Interesting Visit to an Alabaster Studio
Our tour included a visit to Alab’Arte, a local alabaster workshop where we were amazed! The shop was full of white carvings, vases, and sculptures of all descriptions (and white dust!!). Alabaster is quarried nearby and has always been a big industry for this area of Tuscany. It is softer than marble and easier to work with and is beautiful and translucent when cut very thin. We enjoyed seeing the handcrafted pieces of local artisans Roberto and Giorgio and watch as Roberto made a bowl that was later presented to a couple in our group who were celebrating their 50th anniversary.
Must See Museum in the Walled Tuscan Town
Our next stop was the nearby Guarnacci Etruscan Museum. We saw interesting Etruscan funeral stone boxes with unique carvings, ancient tools, alabaster pieces, and Etruscan artifacts from the area. The most famous piece is a thin, elongated boy statuette called Ombra della Sera (Evening Shadow). I have a written a separate post with additional information about this museum.
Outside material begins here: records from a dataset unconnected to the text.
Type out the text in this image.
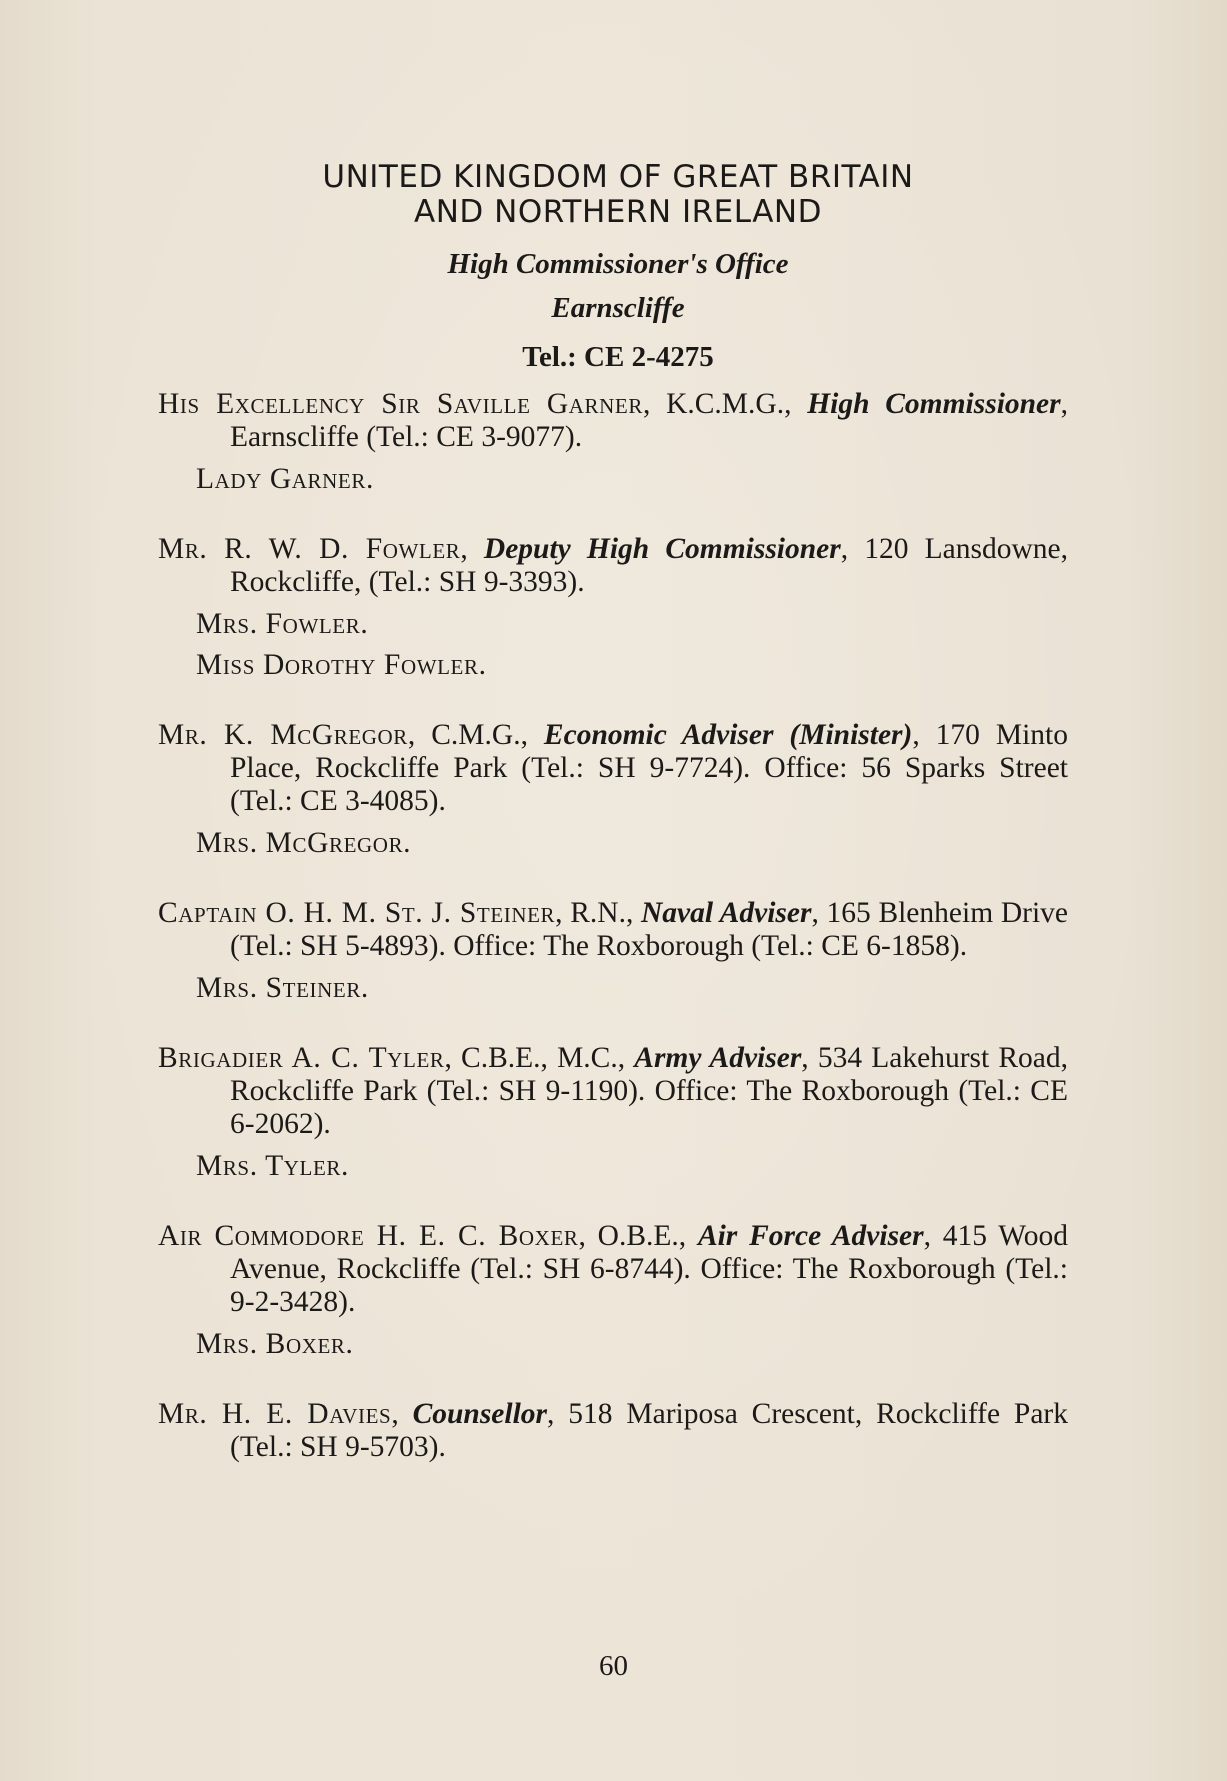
UNITED KINGDOM OF GREAT BRITAIN
AND NORTHERN IRELAND
High Commissioner's Office
Earnscliffe
Tel.: CE 2-4275
His Excellency Sir Saville Garner, K.C.M.G., High Commissioner, Earnscliffe (Tel.: CE 3-9077).
Lady Garner.
Mr. R. W. D. Fowler, Deputy High Commissioner, 120 Lansdowne, Rockcliffe, (Tel.: SH 9-3393).
Mrs. Fowler.
Miss Dorothy Fowler.
Mr. K. McGregor, C.M.G., Economic Adviser (Minister), 170 Minto Place, Rockcliffe Park (Tel.: SH 9-7724). Office: 56 Sparks Street (Tel.: CE 3-4085).
Mrs. McGregor.
Captain O. H. M. St. J. Steiner, R.N., Naval Adviser, 165 Blenheim Drive (Tel.: SH 5-4893). Office: The Roxborough (Tel.: CE 6-1858).
Mrs. Steiner.
Brigadier A. C. Tyler, C.B.E., M.C., Army Adviser, 534 Lakehurst Road, Rockcliffe Park (Tel.: SH 9-1190). Office: The Roxborough (Tel.: CE 6-2062).
Mrs. Tyler.
Air Commodore H. E. C. Boxer, O.B.E., Air Force Adviser, 415 Wood Avenue, Rockcliffe (Tel.: SH 6-8744). Office: The Roxborough (Tel.: 9-2-3428).
Mrs. Boxer.
Mr. H. E. Davies, Counsellor, 518 Mariposa Crescent, Rockcliffe Park (Tel.: SH 9-5703).
60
See Some Lovely Italian Art
After an enjoyable lunch under the white canopies of Pizzeria il Rifugio, we stepped in to visit the small oratory of Sant’Antonio Abate (St. Anthony) which was near our lunch restaurant. We observed the tiny, quiet chapel with its beautiful art and painted terracotta altarpiece. I felt a sacred peacefulness there in this tiny church located on a busy pedestrian corner.
We then headed to the Pinacoteca Gallery that houses many important paintings and art collections. The most famous piece at the gallery is the Deposition from the Cross by Rosso Fiorentino. We were amazed at how few people were there and that we could walk around easily to view the art. The collections included many Madonna and Child paintings on wood panels using very vibrant colors. Here is a beautiful example of the works in the gallery, a painting by Stefano di Antonio di Vanni named Madonna and Child between Angels.
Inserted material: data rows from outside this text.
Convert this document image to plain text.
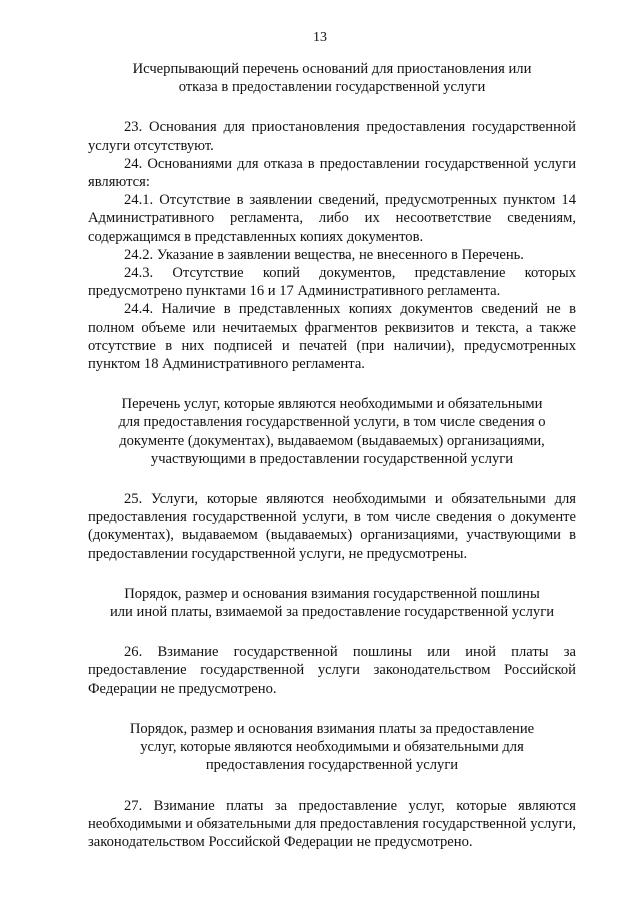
13
Исчерпывающий перечень оснований для приостановления или
отказа в предоставлении государственной услуги

23. Основания для приостановления предоставления государственной услуги отсутствуют.

24. Основаниями для отказа в предоставлении государственной услуги являются:

24.1. Отсутствие в заявлении сведений, предусмотренных пунктом 14 Административного регламента, либо их несоответствие сведениям, содержащимся в представленных копиях документов.

24.2. Указание в заявлении вещества, не внесенного в Перечень.

24.3. Отсутствие копий документов, представление которых предусмотрено пунктами 16 и 17 Административного регламента.

24.4. Наличие в представленных копиях документов сведений не в полном объеме или нечитаемых фрагментов реквизитов и текста, а также отсутствие в них подписей и печатей (при наличии), предусмотренных пунктом 18 Административного регламента.

Перечень услуг, которые являются необходимыми и обязательными
для предоставления государственной услуги, в том числе сведения о
документе (документах), выдаваемом (выдаваемых) организациями,
участвующими в предоставлении государственной услуги

25. Услуги, которые являются необходимыми и обязательными для предоставления государственной услуги, в том числе сведения о документе (документах), выдаваемом (выдаваемых) организациями, участвующими в предоставлении государственной услуги, не предусмотрены.

Порядок, размер и основания взимания государственной пошлины
или иной платы, взимаемой за предоставление государственной услуги

26. Взимание государственной пошлины или иной платы за предоставление государственной услуги законодательством Российской Федерации не предусмотрено.

Порядок, размер и основания взимания платы за предоставление
услуг, которые являются необходимыми и обязательными для
предоставления государственной услуги

27. Взимание платы за предоставление услуг, которые являются необходимыми и обязательными для предоставления государственной услуги, законодательством Российской Федерации не предусмотрено.
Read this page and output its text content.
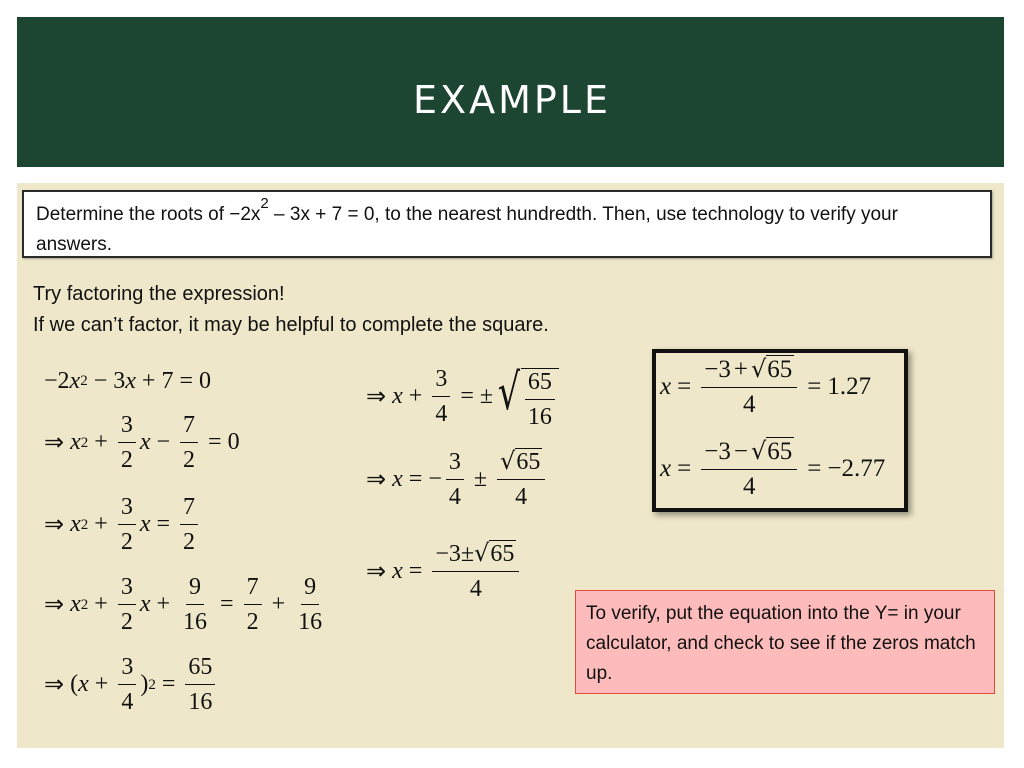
EXAMPLE
Determine the roots of $-2x^2 - 3x + 7 = 0$, to the nearest hundredth. Then, use technology to verify your answers.
Try factoring the expression!
If we can’t factor, it may be helpful to complete the square.
−2 x 2 − 3 x + 7 = 0
⇒ x $2 + \frac{3}{2}$ $x - \frac{7}{2} = 0$
⇒ x $2 + \frac{3}{2}$ $x = \frac{7}{2}$
⇒ x $2 + \frac{3}{2}$ $x + \frac{9}{16} = \frac{7}{2} + \frac{9}{16}$
⇒ ( $x + \frac{3}{4}$ ) $2 = \frac{65}{16}$
⇒ $x + \frac{3}{4}$ = ± √ $\frac{65}{16}$
⇒ x = − $\frac{3}{4} \pm \frac{√65}{4}$
⇒ $x = \frac{-3\pm√65}{4}$
$x = \frac{-3 + √65}{4} = 1.27$
$x = \frac{-3 - √65}{4} = -2.77$
To verify, put the equation into the Y= in your calculator, and check to see if the zeros match up.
Time to Wander through Volterra
We enjoyed a fun afternoon of exploring Volterra, including shopping for jewelry at the famous Fabula Etrusca and canvasing alabaster stores and local shops. I enjoyed strolling the pedestrian streets of the old stone town with its walls, alleys, lanes, vistas, and hidden corners. I snapped photos as we walked through town, hoping to capture the charm. Here are a few of my favorites.
After an enjoyable walk around town, we finally settled on the outdoor restaurant Ristorante Etruri at the Piazza Dei Priori. It was a lovely dinner to end a captivating day in the walled Tuscan town of Volterra.
The quaint, historical town of Volterra was definitely a highlight of our tour.
I hope you enjoyed the post. Geaux travel!